THE ULTIMATE ROASTED HARVEST SALAD FOR FALL

The change of seasons can be a very exciting time in the kitchen! Now is the time to experiment with in-season produce and get creative with flavors and textures. Soups, sautés and salads are all great dish-types to incorporate fall produce into and are often quick and easy to whip up. One of the best ways to bring out those classically delicious fall flavors is by roasting. When you roast fruits or veggies, you enhance its natural flavors while producing a hearty and satisfying texture.

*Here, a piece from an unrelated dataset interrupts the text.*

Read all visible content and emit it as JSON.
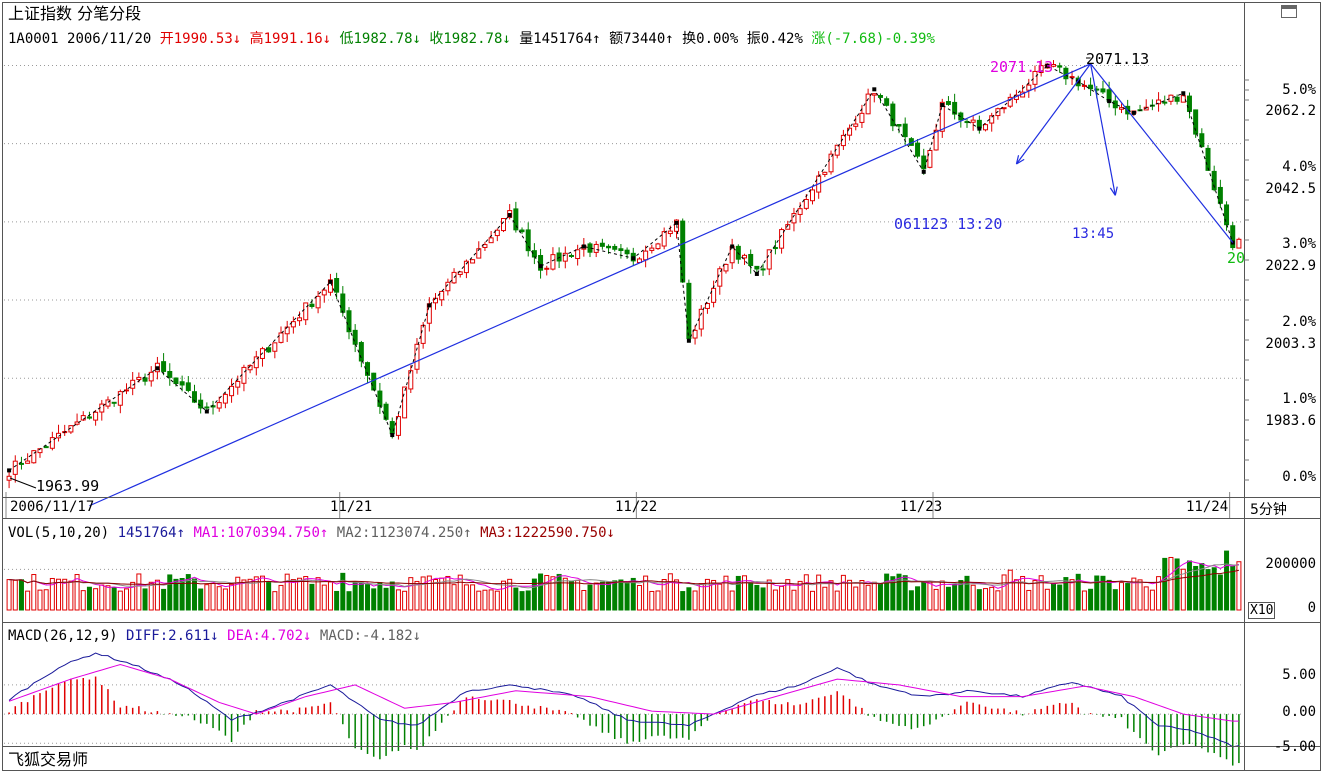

To help kick off the new season, we’re sharing one of our favorite roasted vegetable salads that is packed with fall flavors and healthy ingredients. For a balanced meal, prepare alongside a pureed soup, or some fresh grilled chicken!       Ingredients 2 medium pears sliced and cored 1 butternut squash cut into cubes ½ cup dried cranberries 1/3 cup pecans 1 tablespoon olive oil Teaspoon of Salt 5 cups of mixed greens 4 ounces of goat cheese Dressing of your choice!   Directions Preheat your oven to 425 degrees. On a baking sheet, place your sliced pear and diced butternut squash. Drizzle some olive oil lightly on top and then toss the ingredients to give them an even coat. Roast in the oven for 20 minutes. Remove the pears and set them to cool while leaving the squash to roast another 10 minutes (or until desired consistency.) Remove and let them sit to cool with the pears. To arrange the salad, place about 1 to 2 cups of mixed greens onto a plate. Top with the roasted pears and squash. Sprinkle the cranberries and goat cheese on top along with the dressing of your choice!